Hari Selasa ini, pasar keuangan Asia mengalami goncangan saat ekuitas di kawasan tersebut mencapai level terendah dalam lebih dari 11 bulan. Sementara itu, nilai tukar dolar bergerak gamang, mencermati serangkaian data ekonomi yang akan memberikan petunjuk mengenai kebijajkan The Fed selanjutnya.
Harga minyak, yang merupakan barometer penting dalam dinamika pasar global, mencoba memulihkan sebagian dari kerugian pada hari sebelumnya. Namun, ketegangan mendominasi pasar karena kekhawatiran meluasnya perang Israel-Hamas yang bisa melibatkan wilayah penghasil minyak.

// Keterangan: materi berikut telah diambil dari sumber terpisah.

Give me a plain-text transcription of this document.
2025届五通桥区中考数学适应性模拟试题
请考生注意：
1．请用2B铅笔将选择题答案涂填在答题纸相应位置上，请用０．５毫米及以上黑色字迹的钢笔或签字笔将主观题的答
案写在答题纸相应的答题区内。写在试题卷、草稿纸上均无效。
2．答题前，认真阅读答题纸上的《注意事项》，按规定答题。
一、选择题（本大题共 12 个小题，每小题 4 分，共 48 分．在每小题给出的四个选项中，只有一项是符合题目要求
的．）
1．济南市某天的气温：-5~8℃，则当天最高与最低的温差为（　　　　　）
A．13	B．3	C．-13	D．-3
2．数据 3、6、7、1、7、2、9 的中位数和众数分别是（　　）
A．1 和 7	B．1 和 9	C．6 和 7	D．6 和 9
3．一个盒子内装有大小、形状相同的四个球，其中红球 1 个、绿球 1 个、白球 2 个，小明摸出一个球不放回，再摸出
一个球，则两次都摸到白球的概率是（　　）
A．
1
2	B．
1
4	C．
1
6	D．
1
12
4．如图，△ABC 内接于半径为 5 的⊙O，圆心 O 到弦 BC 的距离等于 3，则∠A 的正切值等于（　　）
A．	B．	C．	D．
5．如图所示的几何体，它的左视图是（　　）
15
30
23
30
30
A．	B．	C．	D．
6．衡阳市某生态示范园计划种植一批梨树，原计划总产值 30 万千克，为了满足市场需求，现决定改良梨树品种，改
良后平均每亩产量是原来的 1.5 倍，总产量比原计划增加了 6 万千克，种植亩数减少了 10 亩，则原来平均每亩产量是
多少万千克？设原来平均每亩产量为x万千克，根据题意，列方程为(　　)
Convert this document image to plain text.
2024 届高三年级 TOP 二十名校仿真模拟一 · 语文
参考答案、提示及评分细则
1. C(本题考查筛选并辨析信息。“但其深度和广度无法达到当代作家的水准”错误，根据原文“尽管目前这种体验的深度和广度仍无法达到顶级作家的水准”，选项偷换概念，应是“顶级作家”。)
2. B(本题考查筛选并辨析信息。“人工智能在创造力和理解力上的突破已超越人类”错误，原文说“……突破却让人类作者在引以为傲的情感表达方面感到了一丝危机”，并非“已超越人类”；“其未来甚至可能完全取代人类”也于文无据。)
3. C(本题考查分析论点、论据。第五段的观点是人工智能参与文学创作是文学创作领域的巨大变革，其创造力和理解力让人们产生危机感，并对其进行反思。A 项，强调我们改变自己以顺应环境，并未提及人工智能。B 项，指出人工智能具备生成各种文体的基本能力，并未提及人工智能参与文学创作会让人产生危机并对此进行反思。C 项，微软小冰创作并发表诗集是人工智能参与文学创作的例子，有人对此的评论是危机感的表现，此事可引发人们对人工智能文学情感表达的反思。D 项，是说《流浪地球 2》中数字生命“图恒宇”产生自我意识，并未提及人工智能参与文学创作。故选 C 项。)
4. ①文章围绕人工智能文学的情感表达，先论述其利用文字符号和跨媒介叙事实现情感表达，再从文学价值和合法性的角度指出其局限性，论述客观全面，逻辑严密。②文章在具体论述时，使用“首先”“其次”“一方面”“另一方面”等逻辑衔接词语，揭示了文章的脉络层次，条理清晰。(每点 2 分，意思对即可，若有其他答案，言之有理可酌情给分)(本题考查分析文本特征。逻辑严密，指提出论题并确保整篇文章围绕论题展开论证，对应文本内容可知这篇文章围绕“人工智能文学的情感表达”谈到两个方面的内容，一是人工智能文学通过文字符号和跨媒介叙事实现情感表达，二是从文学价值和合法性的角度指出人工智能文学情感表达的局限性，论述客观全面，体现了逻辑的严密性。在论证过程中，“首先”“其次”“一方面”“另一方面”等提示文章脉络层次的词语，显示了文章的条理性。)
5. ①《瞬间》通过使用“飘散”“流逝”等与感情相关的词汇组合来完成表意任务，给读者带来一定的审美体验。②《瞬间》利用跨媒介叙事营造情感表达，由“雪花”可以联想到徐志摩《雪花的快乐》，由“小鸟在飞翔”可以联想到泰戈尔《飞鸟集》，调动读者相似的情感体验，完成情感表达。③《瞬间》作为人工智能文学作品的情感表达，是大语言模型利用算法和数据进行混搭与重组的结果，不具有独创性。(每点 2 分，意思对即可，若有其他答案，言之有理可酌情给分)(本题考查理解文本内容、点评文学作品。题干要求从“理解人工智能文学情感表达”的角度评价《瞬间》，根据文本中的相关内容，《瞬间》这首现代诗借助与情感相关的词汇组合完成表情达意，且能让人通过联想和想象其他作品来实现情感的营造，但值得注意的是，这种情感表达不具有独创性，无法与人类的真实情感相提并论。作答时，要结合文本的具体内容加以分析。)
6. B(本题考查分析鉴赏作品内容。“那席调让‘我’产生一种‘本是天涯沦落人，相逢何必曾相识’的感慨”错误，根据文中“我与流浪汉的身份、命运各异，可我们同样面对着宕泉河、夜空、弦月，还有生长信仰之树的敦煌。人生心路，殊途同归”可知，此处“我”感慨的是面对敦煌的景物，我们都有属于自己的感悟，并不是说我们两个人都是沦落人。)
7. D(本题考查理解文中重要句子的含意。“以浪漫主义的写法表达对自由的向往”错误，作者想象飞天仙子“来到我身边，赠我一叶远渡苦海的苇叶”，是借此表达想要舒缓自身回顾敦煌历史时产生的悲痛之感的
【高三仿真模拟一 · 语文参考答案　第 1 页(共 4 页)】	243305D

Indeks MSCI Asia-Pasifik di luar Jepang turun 0,28% ke level 473,37, mencapai level terendah sejak November 2022 pada 472,73. Indeks ini sudah turun sebesar 3% selama bulan ini dan tampaknya akan mencatatkan bulan ketiga berturut-turut dalam zona merah. Di sisi lain, Nikkei Jepang mengalami penurunan hampir 1%.
Saham-saham di China tetap berada di bawah tekanan, dengan Indeks Komposit Shanghai naik 0,32%, sementara Indeks Hang Seng Hong Kong melorot sebesar 0,5%. Indeks CSI300 China, yang mencakup saham-saham unggulan, berhasil naik 0,2% setelah mencapai level terendah dalam 4,5 tahun pada hari Senin.
Komentar Chief Investment Officer Dalma Capital, Gary Dugan, menyoroti bayangan inflasi yang kian mendekati, terutama dengan kenaikan tajam harga minyak belakangan ini. Dugan mengatakan, “Jika harga minyak tetap pada level ini hingga akhir tahun 2023 dan masuk ke tahun 2024, ini bisa memicu gelombang inflasi baru dalam ekonomi global.”
Di AS, pasar saham bervariasi pada penutupan hari Senin, dengan investor memusatkan perhatian pada laporan pendapatan perusahaan besar pekan ini, termasuk Microsoft, Meta Platforms (induk perusahaan Facebook), dan Amazon.
Selain laporan keuangan, semua mata akan tertuju pada sejumlah data ekonomi yang akan dirilis sebelum pertemuan Federal Reserve pada 31 Oktober – 1 November. Departemen Perdagangan AS akan mengumumkan Produk Domestik Bruto (PDB) kuartal ketiga pada hari Kamis, yang diperkirakan akan tumbuh sebesar 4,3%. Selain itu, laporan Konsumsi Pribadi yang Luas (PCE) yang mencakup berbagai aspek pengeluaran pribadi akan dirilis pada Jumat dan diharapkan akan menunjukkan penurunan inflasi tahunan baik secara keseluruhan maupun inti.
Sebelum data-data ini, investor akan mengamati data Indeks Manajer Pembelian (PMI) dari Inggris, Prancis, zona Euro, dan Amerika Serikat yang akan dirilis pada hari Selasa.
Kemudian, dalam pasar obligasi, yield (imbal hasil) obligasi AS berdasarkan obligasi 10 tahun sempat naik di atas 5,0% pada hari Senin sebelum segera kembali turun. Pada sesi perdagangan Asia, yield naik 1 basis poin menjadi 4,848% pada hari Selasa. Kenaikan yield ini disebabkan oleh ekspektasi pertumbuhan ekonomi AS yang lebih kuat serta kebutuhan akan penerbitan lebih banyak obligasi untuk mendanai pengeluaran pemerintah yang semakin tinggi.
Di pasar mata uang, nilai tukar dolar melemah terhadap sejumlah mata uang, setelah mengalami penurunan sebesar 0,5% pada hari Senin. Indeks dolar juga melanjutkan pelemahannya, turun sebesar 0,038% menjadi 105,56. Yen Jepang tetap tertekanan, meskipun mendapatkan sedikit keringanan karena melemahnya dolar. Mata uang Jepang berada pada level 149,62 per dolar, setelah sebelumnya mencapai level 150 pada hari Jumat dan Senin.